Web 1.0 Comes After Web 2.0 For Digital Natives

After another meeting with the school mentor to discuss the changes she had gone through with the research project in her class and the wonderful outcomes they had recorded, Gianna decided to go one step further and drive her students to Web 1.0. Data had been gathered through social media, listings had been prepared, reviews had been written, and the writing contest had been launched on both Instagram and Facebook; it was the right time to go one step further. Gianna wrote the new assignment on the class board:

Now go online and Google the name of the play you have worked on.
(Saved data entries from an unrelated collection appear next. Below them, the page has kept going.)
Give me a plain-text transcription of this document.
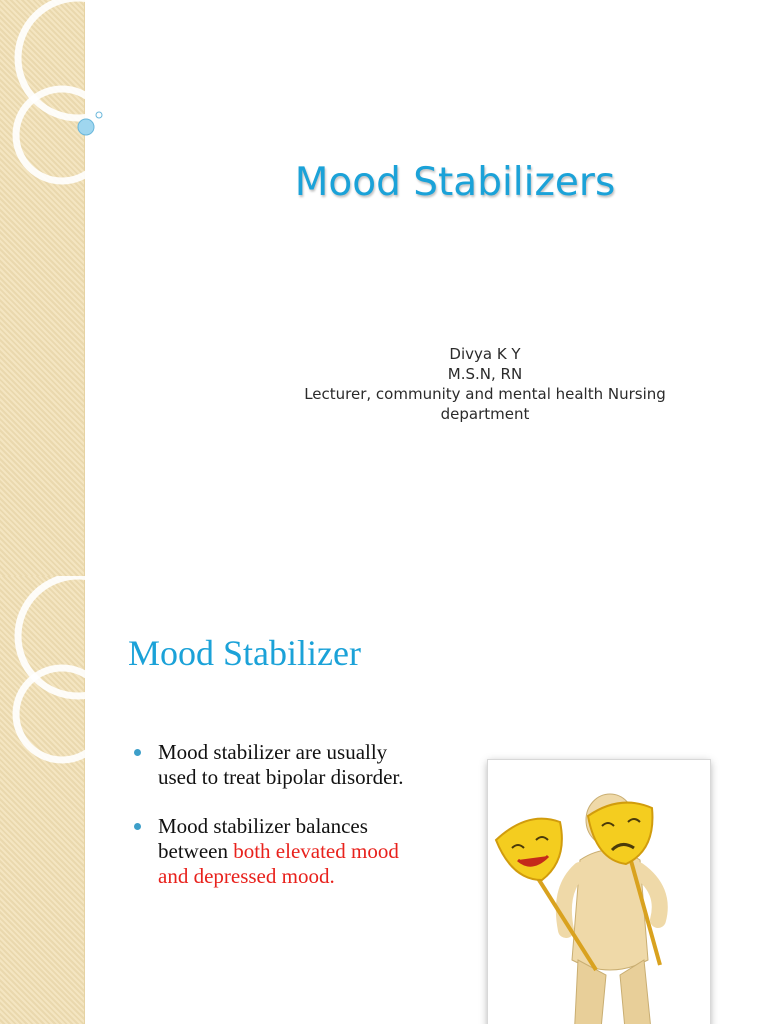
Mood Stabilizers
Divya K Y
M.S.N, RN
Lecturer, community and mental health Nursing
department
Mood Stabilizer
Mood stabilizer are usually used to treat bipolar disorder.
Mood stabilizer balances between both elevated mood and depressed mood.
Has it ever been performed on stage in other parts of the world? Where, when, and in which languages? If yes, which reviews has it been receiving? Please write how similar your review and the one(s) available online are? If no, please write the reason(s) why you think it has never been on stage before. You have one week to deliver your new assignments.

Conclusion

Gianna was glad her students were going to experience lots and lots of good and patient readings, now had some sufficient idea of what they were looking for within the web, could practice the soft skill of critical thinking more, and were eventually breathing in the world of Web 1.0 too after years of living in Web 2.0. Now learning was taking place with more ease in her class. Her learners were discovering more, were engaged more, and were delivering more from what they were discovering enthusiastically.